Jackson’s film allows us the most intimate access to their working methods and also completely blows away the bad taste of the original Let it Be film which focused on the negative. Here there’s the natural dialogue between very close friends and the piss-taking of a strong group. At one point Paul and John discuss the recording’s direction and it’s a startling moment as the two look directly into each other’s eyes, with even Ringo and George on the periphery; this is core band discussion, no producers, directors or wives… We see the creation of some epic tracks, even Octopuses’ Garden, alongside Paul’s epics hymns, Let it Be, Long and Winding Road and the rocker Get Back.

 

Everything culminates in the Apple Building Roof Top concert and this has never been fuller of more extensively covered.
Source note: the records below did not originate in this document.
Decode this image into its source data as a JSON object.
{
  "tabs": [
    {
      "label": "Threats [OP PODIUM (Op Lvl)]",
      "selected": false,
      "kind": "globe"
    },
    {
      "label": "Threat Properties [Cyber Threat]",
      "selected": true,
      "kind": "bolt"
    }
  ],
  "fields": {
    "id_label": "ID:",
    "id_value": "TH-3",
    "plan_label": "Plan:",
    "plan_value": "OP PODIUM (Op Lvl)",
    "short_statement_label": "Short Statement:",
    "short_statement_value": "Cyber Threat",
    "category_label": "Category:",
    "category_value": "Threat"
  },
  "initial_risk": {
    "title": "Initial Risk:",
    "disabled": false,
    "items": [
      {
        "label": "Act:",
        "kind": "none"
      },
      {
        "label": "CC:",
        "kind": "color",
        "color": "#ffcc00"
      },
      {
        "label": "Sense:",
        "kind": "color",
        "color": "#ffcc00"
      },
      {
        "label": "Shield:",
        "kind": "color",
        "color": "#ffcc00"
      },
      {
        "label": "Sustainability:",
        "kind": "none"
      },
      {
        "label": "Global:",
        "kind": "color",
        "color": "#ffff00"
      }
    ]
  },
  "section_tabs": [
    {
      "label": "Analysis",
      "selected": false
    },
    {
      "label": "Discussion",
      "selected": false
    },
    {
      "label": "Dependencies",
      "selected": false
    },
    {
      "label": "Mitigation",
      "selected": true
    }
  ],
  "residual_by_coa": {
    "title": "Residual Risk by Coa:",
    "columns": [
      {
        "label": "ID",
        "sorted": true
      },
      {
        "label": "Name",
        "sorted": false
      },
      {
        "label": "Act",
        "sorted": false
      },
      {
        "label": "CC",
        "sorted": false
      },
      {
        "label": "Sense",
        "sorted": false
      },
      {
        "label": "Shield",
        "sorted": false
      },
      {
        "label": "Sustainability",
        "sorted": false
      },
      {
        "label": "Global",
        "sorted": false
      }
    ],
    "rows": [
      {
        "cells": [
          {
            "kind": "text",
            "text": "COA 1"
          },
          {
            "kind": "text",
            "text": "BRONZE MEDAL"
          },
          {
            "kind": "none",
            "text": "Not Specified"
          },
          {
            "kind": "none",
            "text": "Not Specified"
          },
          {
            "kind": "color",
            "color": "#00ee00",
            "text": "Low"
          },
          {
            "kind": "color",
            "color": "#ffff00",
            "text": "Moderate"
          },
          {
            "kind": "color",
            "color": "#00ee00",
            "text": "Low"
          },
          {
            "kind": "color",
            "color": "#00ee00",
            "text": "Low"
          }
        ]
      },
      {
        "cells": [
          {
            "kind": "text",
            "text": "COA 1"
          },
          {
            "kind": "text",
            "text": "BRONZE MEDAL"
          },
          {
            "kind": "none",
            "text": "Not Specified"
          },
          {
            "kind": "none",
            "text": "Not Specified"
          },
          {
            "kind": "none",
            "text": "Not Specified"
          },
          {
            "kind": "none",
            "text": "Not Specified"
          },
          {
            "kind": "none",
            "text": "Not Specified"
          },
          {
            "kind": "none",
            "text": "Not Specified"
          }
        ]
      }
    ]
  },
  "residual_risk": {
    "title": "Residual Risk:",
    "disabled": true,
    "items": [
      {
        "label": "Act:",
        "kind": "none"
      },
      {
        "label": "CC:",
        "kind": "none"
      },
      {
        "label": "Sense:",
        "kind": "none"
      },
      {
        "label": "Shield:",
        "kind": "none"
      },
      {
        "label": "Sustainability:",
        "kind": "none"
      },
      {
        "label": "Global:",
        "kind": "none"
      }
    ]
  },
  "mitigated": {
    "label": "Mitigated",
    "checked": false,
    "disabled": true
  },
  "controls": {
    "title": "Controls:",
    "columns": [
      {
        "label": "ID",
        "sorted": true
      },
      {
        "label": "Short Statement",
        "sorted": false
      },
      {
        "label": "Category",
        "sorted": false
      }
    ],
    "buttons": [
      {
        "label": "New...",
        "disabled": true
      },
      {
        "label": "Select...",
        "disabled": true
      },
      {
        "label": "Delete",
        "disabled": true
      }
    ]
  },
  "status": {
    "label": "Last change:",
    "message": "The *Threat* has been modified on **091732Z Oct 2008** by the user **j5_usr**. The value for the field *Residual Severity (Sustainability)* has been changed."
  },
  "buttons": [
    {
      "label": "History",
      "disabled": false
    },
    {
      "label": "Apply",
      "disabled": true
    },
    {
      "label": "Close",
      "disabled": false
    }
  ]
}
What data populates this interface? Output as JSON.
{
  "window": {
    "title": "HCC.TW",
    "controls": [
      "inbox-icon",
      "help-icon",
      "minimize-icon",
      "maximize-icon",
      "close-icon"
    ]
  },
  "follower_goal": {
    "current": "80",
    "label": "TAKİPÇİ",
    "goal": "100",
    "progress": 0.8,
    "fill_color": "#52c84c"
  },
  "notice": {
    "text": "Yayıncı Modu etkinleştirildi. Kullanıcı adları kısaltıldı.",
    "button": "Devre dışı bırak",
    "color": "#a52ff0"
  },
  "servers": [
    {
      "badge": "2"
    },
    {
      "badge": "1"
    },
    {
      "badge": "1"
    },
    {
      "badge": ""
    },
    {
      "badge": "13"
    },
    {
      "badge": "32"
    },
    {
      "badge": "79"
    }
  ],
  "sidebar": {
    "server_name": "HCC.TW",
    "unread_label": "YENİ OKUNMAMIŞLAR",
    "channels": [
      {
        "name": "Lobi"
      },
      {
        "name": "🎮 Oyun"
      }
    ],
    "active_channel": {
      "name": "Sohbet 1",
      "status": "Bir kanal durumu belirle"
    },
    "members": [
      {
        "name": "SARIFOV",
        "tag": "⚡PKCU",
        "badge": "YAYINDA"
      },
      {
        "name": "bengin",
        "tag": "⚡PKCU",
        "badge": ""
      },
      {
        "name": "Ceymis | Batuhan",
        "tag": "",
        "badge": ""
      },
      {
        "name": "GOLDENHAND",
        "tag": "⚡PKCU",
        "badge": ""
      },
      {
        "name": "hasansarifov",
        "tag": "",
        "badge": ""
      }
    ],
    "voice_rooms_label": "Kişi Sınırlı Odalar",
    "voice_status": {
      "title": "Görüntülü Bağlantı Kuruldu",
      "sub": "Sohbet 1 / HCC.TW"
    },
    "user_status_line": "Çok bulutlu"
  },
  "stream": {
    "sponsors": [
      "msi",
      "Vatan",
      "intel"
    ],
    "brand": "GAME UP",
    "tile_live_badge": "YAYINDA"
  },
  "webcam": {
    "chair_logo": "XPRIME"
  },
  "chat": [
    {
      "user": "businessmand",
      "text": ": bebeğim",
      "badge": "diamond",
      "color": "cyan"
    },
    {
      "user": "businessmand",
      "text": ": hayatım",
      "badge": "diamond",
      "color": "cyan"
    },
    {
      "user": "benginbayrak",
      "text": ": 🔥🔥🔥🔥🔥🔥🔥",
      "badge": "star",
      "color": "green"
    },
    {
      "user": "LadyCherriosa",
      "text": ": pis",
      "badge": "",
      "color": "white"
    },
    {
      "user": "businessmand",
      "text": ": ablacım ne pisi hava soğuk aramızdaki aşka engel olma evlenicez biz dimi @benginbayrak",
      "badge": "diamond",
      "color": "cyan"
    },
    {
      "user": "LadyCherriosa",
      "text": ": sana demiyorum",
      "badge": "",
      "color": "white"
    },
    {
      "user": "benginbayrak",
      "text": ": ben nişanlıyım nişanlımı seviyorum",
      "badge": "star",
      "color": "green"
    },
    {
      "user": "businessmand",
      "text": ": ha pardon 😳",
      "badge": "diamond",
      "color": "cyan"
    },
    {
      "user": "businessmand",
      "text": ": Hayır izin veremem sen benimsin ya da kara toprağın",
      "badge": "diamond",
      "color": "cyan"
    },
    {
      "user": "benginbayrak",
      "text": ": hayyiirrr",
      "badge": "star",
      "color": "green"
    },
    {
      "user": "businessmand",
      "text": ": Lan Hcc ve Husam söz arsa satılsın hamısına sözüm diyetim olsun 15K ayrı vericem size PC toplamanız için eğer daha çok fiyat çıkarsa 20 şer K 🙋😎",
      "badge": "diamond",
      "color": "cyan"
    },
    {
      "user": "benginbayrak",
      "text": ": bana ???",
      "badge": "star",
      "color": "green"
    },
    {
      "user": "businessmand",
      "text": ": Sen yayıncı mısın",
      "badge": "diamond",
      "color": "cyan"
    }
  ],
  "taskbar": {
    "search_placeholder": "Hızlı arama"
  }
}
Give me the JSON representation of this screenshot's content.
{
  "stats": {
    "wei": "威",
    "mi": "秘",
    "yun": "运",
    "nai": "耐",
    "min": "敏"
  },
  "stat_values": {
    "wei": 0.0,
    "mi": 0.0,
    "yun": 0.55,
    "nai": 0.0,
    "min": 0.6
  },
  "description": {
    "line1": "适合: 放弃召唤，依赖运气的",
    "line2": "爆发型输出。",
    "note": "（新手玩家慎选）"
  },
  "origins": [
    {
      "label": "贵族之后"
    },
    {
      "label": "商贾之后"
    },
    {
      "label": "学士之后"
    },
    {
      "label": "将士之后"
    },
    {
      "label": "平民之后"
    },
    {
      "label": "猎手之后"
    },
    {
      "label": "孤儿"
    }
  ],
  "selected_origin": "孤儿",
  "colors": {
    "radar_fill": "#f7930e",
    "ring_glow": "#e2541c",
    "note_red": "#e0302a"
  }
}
You feel The Moment and the vox pop support from all ages in the streets below runs alongside a triptych showing differing camera angles. Then the Police arrive and Macca turns round to whoop with extra energy, Mal Evans unplugs an amp, but George plugs it right back in and Lennon, already transformed by performing live, rises up a notch, Time travel doesn’t get much more visceral.

 

Film, plus audience and memories… we got back alright.

 

Maria Jacobini, the hills are alive.


Cainà: La Figlia Dell'isola (1922), with Laura Agnusdei, Tullia Benedicta, Stefano Pilia and Cecilia Stacchiotti

 

Under the sky at the splendid carbon arc projector fired up at the Piazetta Pier Paolo Pasolini this film

was confused by my late arrival as well as an electronic score that was sincere but just too emotionally inflexible to add much to the rather lovely images and dynamic central performance. Having now rewatched the whole film my impressions are reinforced with Gennaro Righelli’s film making the most of the Sardinian locations on land and sea as well as the remarkable display from Maria Jacobini as Cainà a part she co-wrote.

 

Cainà lives with her goats and conservative parents in a small farming community on the island and is on course to marry local boy Giannatola (Sig. Carmil) but she dreams of escape and the world beyond, even just the mainland. A boat arrives and she listens intently to the stories from the sailors. She stows aboard their ship and leaves, being discovered by the captain Pietro (Carlo Benetti) as a fierce storm strikes almost sinking the ship but killing her father on land. Unaware of the tragedy back home Cainà follows Pietro, much to his two sister’s disgust, and struggles with his expectations as well as life in a town.

 

It's a classic tale of restless youth and Cainà will find that she has no home wherever she goes… as the critic P. Amerio, wrote in the December 1923 Rivista Cinematografica, Maria Jacobini … expressed with admirable effect… the eternal fatal torment of the restless wanderer.

 

8 ½… C'era una volta (1922)

 

Sophia Loren in a dish washing competition with seven princesses, Omar Sherif being a mean old Prince riding horses and a squadron of flying saints... what more needs to be said?!


There’s more, of course there’s more… and there’s a number of films I shall be writing about in more detail over the coming days but it’s been fun!

 

Grazie mille Bologna, everyone who took part, who screened and who played, who organised and who served! See you in 2023!!